Having established that the Secretary was not substantially justified, the Court is left only to determine the reasonableness of the fees and expenses sought. See 28 U.S.C. § 2412(d)(2)(A); Ussery v. Brown, 10 Vet.App. 51, 53 (1997). Although the Secretary does not challenge the reasonableness of the amount requested, the Court must nevertheless review the application for facial reasonableness. See Barrera v. West, 13 Vet.App. 418, 419 (2000). The burden of demonstrating the reasonableness of the fee request rests with the appellant, the party applying for the fees. See Blum v. Stenson, 465 U.S. 886, 897, 104 S.Ct. 1541, 79 L.Ed.2d 891 (1984). The Court notes two areas of concern.

First, although Mr. Cline’s attorney did not seek attorney fees for hours spent on nonprevailing issues, the 23 paralegal hours requested for reviewing and annotating the record before the agency— which presumably pertained to both the prevailing and nonprevailing issues — were not commensurately reduced.2 See Vazquez-Flores v. Shinseki, 26 Vet.App. 9, 15 (2012) (holding that fees will not be awarded for “work spent solely on ... unsuccessful claims”). At the same time, however, the Court recognizes that the record before the agency in this case exceeded 1,900 pages. Accordingly, the Court will reduce the number of paralegal hours to 16. See id.

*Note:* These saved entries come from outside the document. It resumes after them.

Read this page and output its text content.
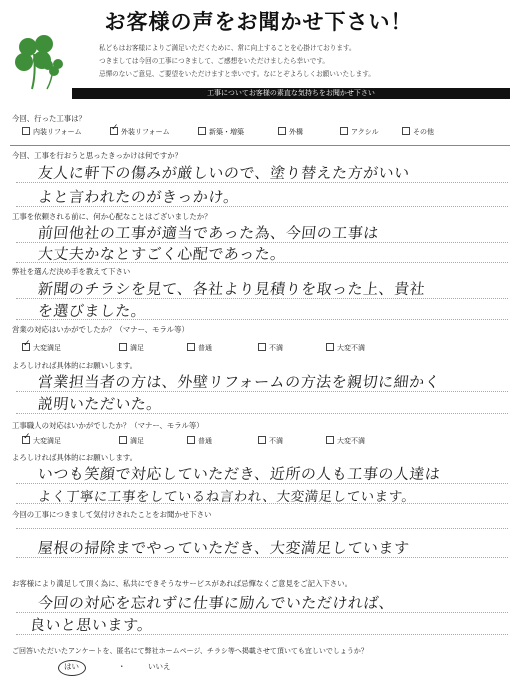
お客様の声をお聞かせ下さい！
私どもはお客様によりご満足いただくために、常に向上することを心掛けております。
つきましては今回の工事につきまして、ご感想をいただけましたら幸いです。
忌憚のないご意見、ご要望をいただけますと幸いです。なにとぞよろしくお願いいたします。
工事についてお客様の素直な気持ちをお聞かせ下さい
今回、行った工事は？
内装リフォーム	✓ 外装リフォーム	新築・増築	外構	アクシル	その他
今回、工事を行おうと思ったきっかけは何ですか？
友人に軒下の傷みが厳しいので、塗り替えた方がいい
よと言われたのがきっかけ。
工事を依頼される前に、何か心配なことはございましたか？
前回他社の工事が適当であった為、今回の工事は
大丈夫かなとすごく心配であった。
弊社を選んだ決め手を教えて下さい
新聞のチラシを見て、各社より見積りを取った上、貴社
を選びました。
営業の対応はいかがでしたか？（マナー、モラル等）
✓ 大変満足	満足	普通	不満	大変不満
よろしければ具体的にお願いします。
営業担当者の方は、外壁リフォームの方法を親切に細かく
説明いただいた。
工事職人の対応はいかがでしたか？（マナー、モラル等）
✓ 大変満足	満足	普通	不満	大変不満
よろしければ具体的にお願いします。
いつも笑顔で対応していただき、近所の人も工事の人達は
よく丁寧に工事をしているね言われ、大変満足しています。
今回の工事につきまして気付けされたことをお聞かせ下さい
屋根の掃除までやっていただき、大変満足しています
お客様により満足して頂く為に、私共にできそうなサービスがあれば忌憚なくご意見をご記入下さい。
今回の対応を忘れずに仕事に励んでいただければ、
良いと思います。
ご回答いただいたアンケートを、匿名にて弊社ホームページ、チラシ等へ掲載させて頂いても宜しいでしょうか？
はい	・	いいえ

Second, Mr. Cline requests $1,196.60 in “travel expenses” related to oral argument, with no further explanation of the nature of those expenses (i.e., airline tickets, taxi fare, accommodations, etc.). Appl. at 11. The Court finds that this item lacks any justification and is not sufficiently specific. Thus, because (1) Mr. Cline has not provided sufficient information to determine the reasonableness of this expense; and (2) Mr. Cline has the burden of proving the validity of his expenses and the nature of the “travel expenses” has not otherwise been specified, nor has he provided the “[sjpecific documentation ... necessary to support an application for fees under EAJA,” Baldridge v. Nicholson, 19 Vet.App. 227, 234 (2005), the Court will deny any reimbursement for travel expenses. As a result, the Court reduces the amount of expenses awarded to $88.03, which Mr. Cline properly identified as the cost of United Parcel Service fees, postage, and copying.

In all, the Court will award 54.5 attorney hours at a rate of $177.95 per hour, for a total of $9,698.28; 16 paralegal hours at a rate of $90 per hour, for a total of $1,440; and expenses in the amount of $88.03. The total amount awarded is $11,226.31.

III. CONCLUSION

Upon consideration of the foregoing, it is

*332ORDERED that Mr. Cline’s November 9, 2012, EAJA application is GRANTED, in part, in the amount of $11,226.31.

. The Court’s conclusion in Mayhue was based on the same regulatory history on which the Secretary relied here. The Court there expressly declined to address whether file addition of subsection (c)(2) constituted a clarification of existing policy or a substantive change in the law. See Mayhue, 24 Vet.App. at 279.

. The Court notes that there is an asterisk appended to each of the paralegal entries, but there is no corresponding explanation provided. Application (Appl.) at 9.